Alternatieve brandstoffen worden vaak aangewend om conventionele motoren minder schadelijk voor het milieu te maken. Vooral LPG, CNG en waterstof zijn vaak bewandelde pistes. Allen hebben ze een uitstoot die schoner is dan die van een conventionele benzinemotor. Er loopt zelden wat mee mis, maar als het toch gebeurt, dan kunnen de gevolgen spectaculair zijn.
Steekvlammen uit CNG-bus
Twee jaar geleden ontplofte een waterstoftankstation in Noorwegen. Er was toen niemand in aanwezig, maar door de schokgolf raakten toch twee mensen gewond. Een spectaculair ongeluk.

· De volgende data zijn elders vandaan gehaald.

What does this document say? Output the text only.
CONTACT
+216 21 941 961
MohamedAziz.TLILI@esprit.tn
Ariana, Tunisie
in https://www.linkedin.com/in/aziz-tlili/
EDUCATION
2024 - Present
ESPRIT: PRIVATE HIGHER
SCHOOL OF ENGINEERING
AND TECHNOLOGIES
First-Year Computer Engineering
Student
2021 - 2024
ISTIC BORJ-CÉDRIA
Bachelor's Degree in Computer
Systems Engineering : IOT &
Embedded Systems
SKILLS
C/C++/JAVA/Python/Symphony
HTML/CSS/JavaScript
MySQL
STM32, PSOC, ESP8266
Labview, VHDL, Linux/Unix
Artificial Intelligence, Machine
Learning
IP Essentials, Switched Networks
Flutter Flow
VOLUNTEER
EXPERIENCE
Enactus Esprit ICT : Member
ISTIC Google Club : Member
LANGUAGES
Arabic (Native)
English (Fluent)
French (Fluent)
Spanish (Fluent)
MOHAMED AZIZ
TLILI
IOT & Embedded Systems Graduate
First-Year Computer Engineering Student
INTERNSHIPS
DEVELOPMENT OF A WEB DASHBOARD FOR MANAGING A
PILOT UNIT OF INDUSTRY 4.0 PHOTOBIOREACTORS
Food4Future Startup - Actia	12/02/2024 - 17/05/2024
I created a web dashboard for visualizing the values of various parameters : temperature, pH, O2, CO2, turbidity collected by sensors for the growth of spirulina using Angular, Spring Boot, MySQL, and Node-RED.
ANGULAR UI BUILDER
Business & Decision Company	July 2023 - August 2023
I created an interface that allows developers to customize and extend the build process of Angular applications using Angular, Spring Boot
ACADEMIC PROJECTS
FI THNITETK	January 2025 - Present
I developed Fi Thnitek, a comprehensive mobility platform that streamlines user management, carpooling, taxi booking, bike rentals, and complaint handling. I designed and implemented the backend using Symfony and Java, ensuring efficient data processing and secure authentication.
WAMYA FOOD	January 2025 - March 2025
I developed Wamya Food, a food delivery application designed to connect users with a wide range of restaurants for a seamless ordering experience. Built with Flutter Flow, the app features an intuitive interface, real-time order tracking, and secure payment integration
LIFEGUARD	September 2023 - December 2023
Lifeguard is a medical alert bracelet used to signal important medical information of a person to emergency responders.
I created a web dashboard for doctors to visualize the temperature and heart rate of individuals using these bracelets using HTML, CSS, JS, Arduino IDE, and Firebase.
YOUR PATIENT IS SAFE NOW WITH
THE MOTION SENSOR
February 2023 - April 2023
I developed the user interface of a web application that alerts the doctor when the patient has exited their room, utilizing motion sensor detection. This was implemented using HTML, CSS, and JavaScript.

Op 16 april liep het mis in de omgeving van de Italiaanse stad Perugia. Niet met een waterstofvoertuig, maar met een bus die rijdt op CNG. Dat gecomprimeerde gas wordt in tanks op het dak opgeslagen. De bus vatte vuur en dat leverde enorme steekvlammen op. Die zijn wellicht het resultaat van het openen van de overdrukventielen in de gastanks. Die moeten verhinderen dat de tanks ontploffen, wat ook niet gebeurde.
Niemand gewond
De Irisbus Iveco Cityclass van een openbare vervoersmaatschappij was op het ogenblik van het voorval niet in dienst en werd bestuurd door een technieker. Die kon zichzelf tenauwernood in veiligheid brengen. Er raakte niemand gewond. De materiële schade was aanzienlijk. Niet alleen de bus ging verloren. De temperatuur en de hevigheid van de steekvlammen was zo groot dat het asfalt smolt en een nabijgelegen veld ook vuur vatte.
Dergelijke CNG-bussen zijn in heel wat Europese landen populair. Naast Italië zijn ze ook te vinden in onder meer Frankrijk, Griekenland en Nederland. Incidenten zijn zeldzaam maar niet onbestaande. In 2012 vond bij onze Noorderburen al eens een soortgelijk incident plaats.